I’ve Recovered From My Eating Disorder Defeat
Five years ago, I toed the line at the Nike Cross Regional meet in Terre Haute, Ind. I’d signed up for the race in the hope of salvaging my trainwreck of a season. It was the last race of my high school career, an attempt to end on a good note. But half of the first mile into the race, I knew: my body and my mind were far too consumed by an eating disorder to run the race well.
Fast forward to last week, when I walked up to the exact spot where 18-year-old Hannah had given up. It was there—at the starting line, mind you—where I’d surrendered to fear and lost the joy of competing. Sadly, it stayed that way for three long years. Every time I ran, I wondered, Will I ever love this again?

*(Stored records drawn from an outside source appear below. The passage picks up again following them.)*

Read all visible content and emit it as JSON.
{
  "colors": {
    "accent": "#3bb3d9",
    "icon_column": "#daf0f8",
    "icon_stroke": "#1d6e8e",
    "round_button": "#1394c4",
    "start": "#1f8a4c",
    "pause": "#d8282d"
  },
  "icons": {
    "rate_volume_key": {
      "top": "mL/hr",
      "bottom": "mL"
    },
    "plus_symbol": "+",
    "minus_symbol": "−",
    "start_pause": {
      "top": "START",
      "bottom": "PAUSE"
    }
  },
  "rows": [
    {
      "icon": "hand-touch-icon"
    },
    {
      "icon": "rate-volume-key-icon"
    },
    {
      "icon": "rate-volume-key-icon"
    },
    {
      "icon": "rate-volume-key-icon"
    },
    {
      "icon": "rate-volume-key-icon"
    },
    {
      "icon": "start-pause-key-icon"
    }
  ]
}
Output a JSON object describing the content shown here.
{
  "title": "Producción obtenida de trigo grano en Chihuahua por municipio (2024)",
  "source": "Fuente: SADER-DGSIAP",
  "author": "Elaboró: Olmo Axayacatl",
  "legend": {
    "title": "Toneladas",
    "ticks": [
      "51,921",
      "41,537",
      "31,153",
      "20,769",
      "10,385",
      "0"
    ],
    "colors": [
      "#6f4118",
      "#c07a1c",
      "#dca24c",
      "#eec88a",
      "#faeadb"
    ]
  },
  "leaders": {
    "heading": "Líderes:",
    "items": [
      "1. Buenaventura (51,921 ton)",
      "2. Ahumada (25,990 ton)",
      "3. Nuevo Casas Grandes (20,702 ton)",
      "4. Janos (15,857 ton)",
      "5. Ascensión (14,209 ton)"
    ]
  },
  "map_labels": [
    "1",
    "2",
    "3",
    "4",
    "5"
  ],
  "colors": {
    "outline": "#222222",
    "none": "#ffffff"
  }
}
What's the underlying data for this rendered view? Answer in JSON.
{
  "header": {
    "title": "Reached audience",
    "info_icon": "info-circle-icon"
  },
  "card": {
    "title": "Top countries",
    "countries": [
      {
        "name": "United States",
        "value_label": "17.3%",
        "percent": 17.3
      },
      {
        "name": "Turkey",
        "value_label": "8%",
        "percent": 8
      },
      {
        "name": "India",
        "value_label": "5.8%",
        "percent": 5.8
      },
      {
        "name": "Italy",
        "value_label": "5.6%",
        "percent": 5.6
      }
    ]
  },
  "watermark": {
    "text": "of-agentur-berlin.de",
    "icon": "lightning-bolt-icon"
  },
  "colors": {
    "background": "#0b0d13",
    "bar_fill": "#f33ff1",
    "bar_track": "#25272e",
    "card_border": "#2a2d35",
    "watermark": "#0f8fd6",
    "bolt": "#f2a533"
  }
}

When I recently approached my final collegiate cross country race, I realized something marvelous: I was not afraid.
What changed? Well, everything. The shell of the young woman I had been was now filled with life and health. The competitor that collapsed in the face of failure was now equipped with fierce confidence. Everything changed in those five years–and the final race of my college career was my chance to show it.
So, I ran.
I ran like I hadn’t ended my high school career as a failure. I ran like I’d never hated my body or been choked with anxiety. Essentially: I ran as if I’d never forgotten how to run.
It was every bit as sweet as redemption could be. As I sprinted to the finish line, it was as if I’d gone full circle. But that couldn’t be further from the truth. I was nowhere near where I’d been as a high school senior. I hadn’t traveled in a circle; I’d climbed a mountain. Yes, I felt the same cold air stinging my cheeks and the same throbbing pain in my muscles, but I could see all the struggle below me and the vista of victory ahead. I’d climbed higher. I’d made it.
I haven’t yet accomplished my goals as a runner, which is good because I’m not done yet. However, that moment was a triumphant ending of a chapter. The second I crossed the finish line, reality sunk in and I began to sob.
I remembered all the times I’d wanted to give up and all the times I’d refused to do so. I remembered all of the doctors and family members and friends who told me to keep fighting. I remembered the tearful prayers and solemn defeats. And it had all been worth it.
Running has always given me the opportunity to better myself, to strengthen my resolve and test my limits. Never was that more clear than last week, when I realized how far I had come. I fully expect running to keep challenging me as I move forward. I will rise to the challenge, I am sure, because I’m a competitor. And I’m no longer afraid.